In Africa, in Myanmar, in Colombia I have met believers living under terribly difficult circumstances. It may be simple poverty. It may be persecution from other religions. It may be an aggressively inhospitable state. What draws my eyes away from the circumstances is the blindness of the saints to those circumstances. They are far too busy rejoicing in the grace of God, far too consumed with His glory, to be distracted by their surroundings. They are too passionately committed to preaching and teaching, to fulfilling the Great Commission to notice that things for them are not so great. They sit on tiny patches of unproductive ground, staring with greater joy than an American child on Christmas morning, at the Pearl of Great Price.

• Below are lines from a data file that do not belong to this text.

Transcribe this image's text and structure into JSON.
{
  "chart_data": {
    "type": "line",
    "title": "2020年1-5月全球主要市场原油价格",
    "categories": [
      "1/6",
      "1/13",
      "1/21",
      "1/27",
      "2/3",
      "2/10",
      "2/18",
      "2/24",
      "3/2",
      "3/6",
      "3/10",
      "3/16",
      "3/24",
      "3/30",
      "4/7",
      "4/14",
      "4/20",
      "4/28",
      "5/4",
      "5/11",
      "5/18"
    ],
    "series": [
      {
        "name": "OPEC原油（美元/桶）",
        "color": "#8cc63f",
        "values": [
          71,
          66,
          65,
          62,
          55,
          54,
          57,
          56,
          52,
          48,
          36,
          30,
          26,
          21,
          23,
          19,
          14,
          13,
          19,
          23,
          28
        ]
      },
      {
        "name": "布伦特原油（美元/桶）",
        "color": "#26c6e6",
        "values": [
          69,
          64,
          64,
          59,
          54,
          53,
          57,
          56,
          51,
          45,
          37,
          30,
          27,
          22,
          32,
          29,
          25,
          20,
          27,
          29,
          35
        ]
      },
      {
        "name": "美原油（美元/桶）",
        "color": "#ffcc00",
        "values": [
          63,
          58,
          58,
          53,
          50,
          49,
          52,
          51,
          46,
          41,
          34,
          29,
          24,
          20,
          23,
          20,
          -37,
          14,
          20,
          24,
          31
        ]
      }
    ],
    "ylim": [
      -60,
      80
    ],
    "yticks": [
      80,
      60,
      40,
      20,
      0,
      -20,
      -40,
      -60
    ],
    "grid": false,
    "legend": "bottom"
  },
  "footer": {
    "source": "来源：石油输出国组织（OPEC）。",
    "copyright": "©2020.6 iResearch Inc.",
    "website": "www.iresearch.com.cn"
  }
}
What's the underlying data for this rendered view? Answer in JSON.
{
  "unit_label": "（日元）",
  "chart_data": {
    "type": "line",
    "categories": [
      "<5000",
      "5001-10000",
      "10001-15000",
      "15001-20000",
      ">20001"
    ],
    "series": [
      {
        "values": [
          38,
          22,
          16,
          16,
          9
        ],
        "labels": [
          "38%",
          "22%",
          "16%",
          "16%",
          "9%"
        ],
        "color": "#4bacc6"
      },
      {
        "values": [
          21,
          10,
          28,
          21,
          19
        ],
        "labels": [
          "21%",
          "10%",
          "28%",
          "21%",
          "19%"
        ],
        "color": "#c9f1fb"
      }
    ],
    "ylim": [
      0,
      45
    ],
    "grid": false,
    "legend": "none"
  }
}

My point here is not to wallow in guilt for prosperity, far less to encourage others to bemoan their blessings. Rather I want us all to learn to appreciate all the blessings from the hand of God. Rejecting hot showers, dependable internet connections, or even heavy laden dinner tables will not make me better, nor my new friends more comfortable. Instead my calling is to give thanks for all His good gifts in due proportion. These are good things, and I am to never take them for granted, as if I am owed all these things simply by virtue of being born in these United States. That my daily bread is wrapped around the finest meats isn’t evidence that it did not come from God, but a sure sign that it has come from Him.
I must, however, ask my Father in heaven for this grace on top of that grace, that I would learn to rejoice in the gospel as these men do, that I would learn to rejoice in want, and better still, to know that I am always in plenty, wherever He takes me around His globe. I have Jesus. And I get to learn from those who rejoice in the same.